Congress inserted an amendment to the annual National Defense Authorization Act (NDAA) that restricts the Defense Department from building out the headquarters for U.S. Space Command in Colorado until June 30 when they want to deliver an independent review of the site selection.

Inserting the provision to restrict construction on Space Command, one of 11 unified combat command centers under the Pentagon, is a major policy win for Alabama lawmakers, who argue their state was removed as the original headquarters site by a politically motivated Biden administration.

The amendment in the draft NDAA says the Pentagon cannot acquire, construct, plan or design a new headquarters building until the Pentagon inspector general and U.S. comptroller complete the review of the headquarters selection process at the end of June.

Those agencies have not yet launched a formal review of President Biden’s decision over the summer to leave Space Command in Colorado Springs, Colo., which overruled the Trump administration’s plan to eventually relocate the headquarters to Huntsville, Ala.

Rep.
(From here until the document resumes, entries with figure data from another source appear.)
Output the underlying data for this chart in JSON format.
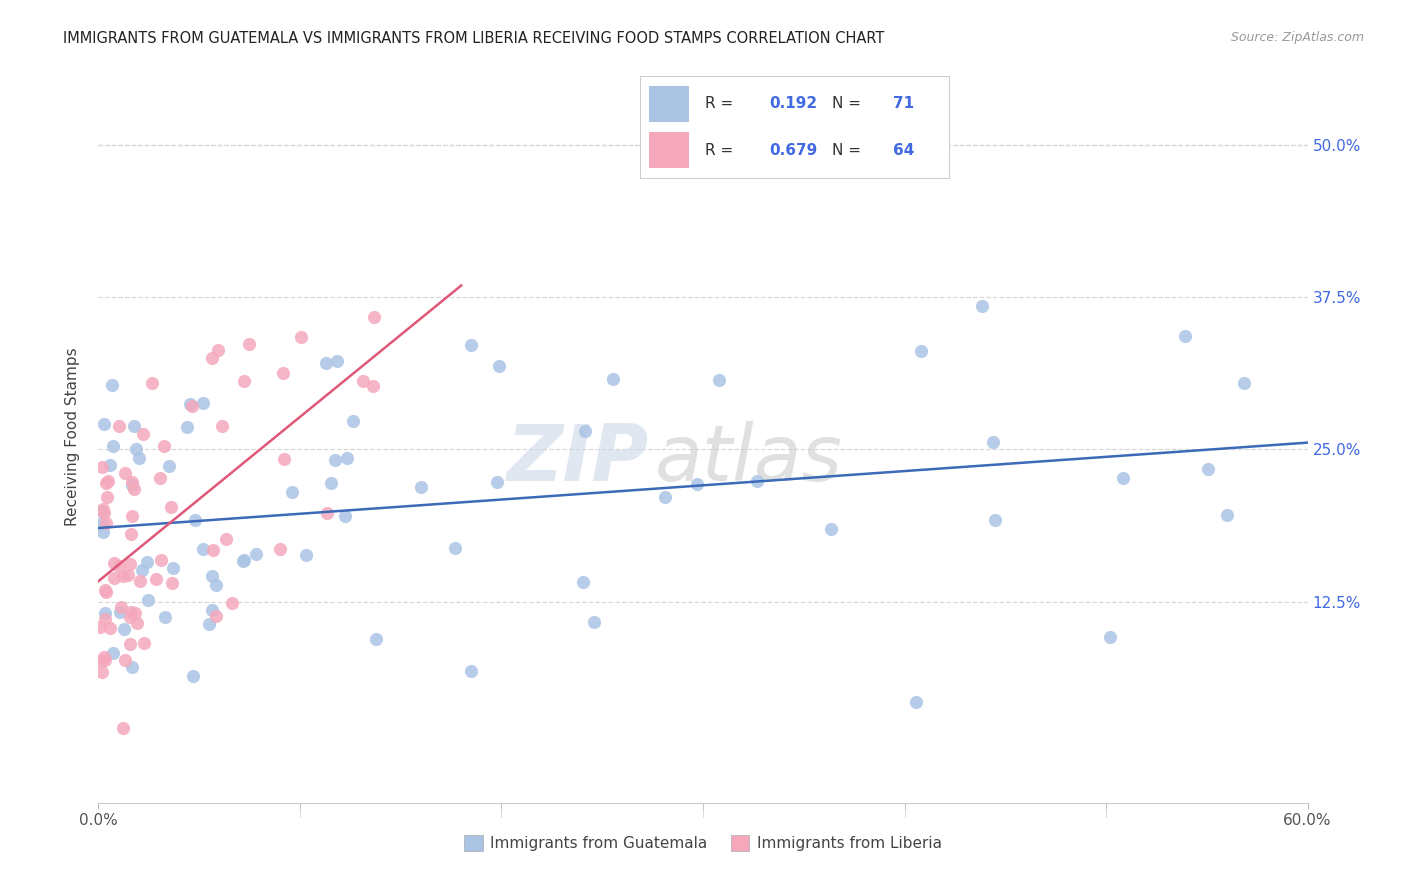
{
  "title": "IMMIGRANTS FROM GUATEMALA VS IMMIGRANTS FROM LIBERIA RECEIVING FOOD STAMPS CORRELATION CHART",
  "source": "Source: ZipAtlas.com",
  "ylabel": "Receiving Food Stamps",
  "ytick_labels": [
    "12.5%",
    "25.0%",
    "37.5%",
    "50.0%"
  ],
  "ytick_values": [
    0.125,
    0.25,
    0.375,
    0.5
  ],
  "xlim": [
    0.0,
    0.6
  ],
  "ylim": [
    -0.04,
    0.56
  ],
  "legend_R1": "0.192",
  "legend_N1": "71",
  "legend_R2": "0.679",
  "legend_N2": "64",
  "color_guatemala": "#aac4e4",
  "color_liberia": "#f5a8bc",
  "color_line_guatemala": "#3a6ab8",
  "color_line_liberia": "#e05878",
  "watermark_zip": "ZIP",
  "watermark_atlas": "atlas",
  "background_color": "#ffffff",
  "grid_color": "#d8d8d8"
}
Mike Rogers (R-Ala.), chair of the Armed Services Committee that helped draft the NDAA, has already asked the inspector general to review the case. Rogers has expressed fury at Biden’s Colorado pick for Space Command, which will bring more than a thousand jobs and have an estimated annual $1 billion impact.
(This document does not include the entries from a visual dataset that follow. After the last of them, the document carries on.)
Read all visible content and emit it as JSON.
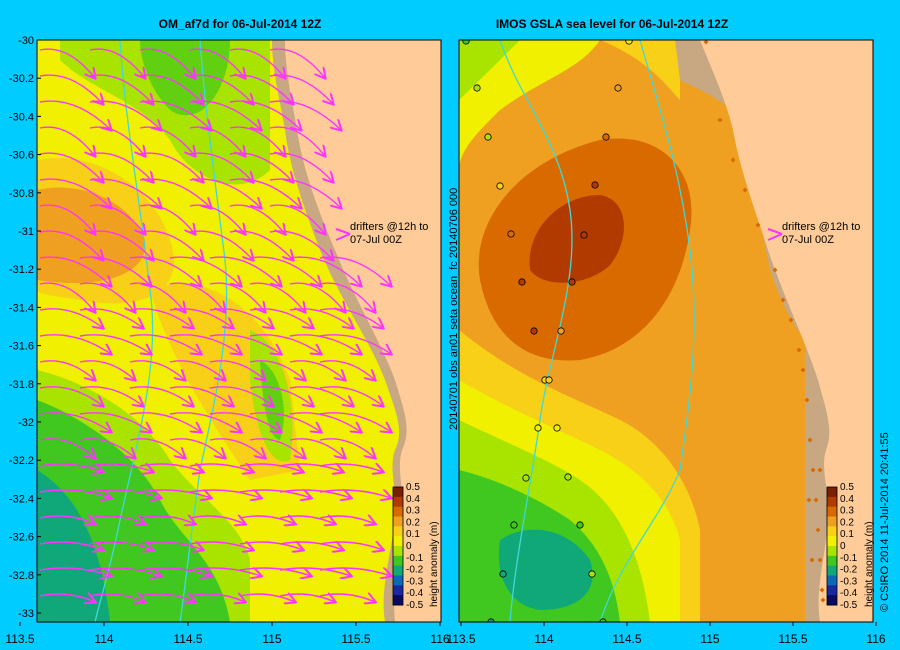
{
  "left_panel": {
    "title": "OM_af7d for 06-Jul-2014 12Z",
    "lat_ticks": [
      "-30",
      "-30.2",
      "-30.4",
      "-30.6",
      "-30.8",
      "-31",
      "-31.2",
      "-31.4",
      "-31.6",
      "-31.8",
      "-32",
      "-32.2",
      "-32.4",
      "-32.6",
      "-32.8",
      "-33"
    ],
    "lon_ticks": [
      "113.5",
      "114",
      "114.5",
      "115",
      "115.5",
      "116"
    ],
    "drifter_note": [
      "drifters @12h to",
      "07-Jul 00Z"
    ],
    "colorbar_label": "height anomaly (m)"
  },
  "right_panel": {
    "title": "IMOS GSLA sea level  for 06-Jul-2014 12Z",
    "lon_ticks": [
      "113.5",
      "114",
      "114.5",
      "115",
      "115.5",
      "116"
    ],
    "side_label": "20140701 obs an01 seta ocean_fc 20140706 000",
    "drifter_note": [
      "drifters @12h to",
      "07-Jul 00Z"
    ],
    "colorbar_label": "height anomaly (m)",
    "credit": "© CSIRO 2014   11-Jul-2014 20:41:55"
  },
  "colorbar": {
    "ticks": [
      "0.5",
      "0.4",
      "0.3",
      "0.2",
      "0.1",
      "0",
      "-0.1",
      "-0.2",
      "-0.3",
      "-0.4",
      "-0.5"
    ],
    "colors": [
      "#7a1f00",
      "#b03a00",
      "#d86a00",
      "#f0a020",
      "#f8d018",
      "#f0f000",
      "#a8e400",
      "#40c820",
      "#10a878",
      "#0a6ab8",
      "#1a28a0",
      "#0a0a60"
    ]
  },
  "colors": {
    "frame": "#00ccff",
    "land": "#ffcc99",
    "shelf": "#c8a882",
    "arrows": "#ff33ff",
    "isobath": "#40d8d8"
  }
}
While the plan was to move to Huntsville, the temporary location for Space Command has remained in Colorado Springs since Trump revived the combat command center in 2019.

Biden challenged Trump’s decision to relocate to Alabama, launching reviews to see if it was a politically motivated decision, but none of them found serious wrongdoing.

When Biden chose to remain in Colorado, he cited readiness as the main factor, with the relocation process expected to last through the early 2030s and have an impact on military effectiveness.

Alabama lawmakers held a hearing on the issue in September that accused the Biden administration of playing politics with the headquarters site, charging officials with deciding part because of restrictive abortion laws in Alabama.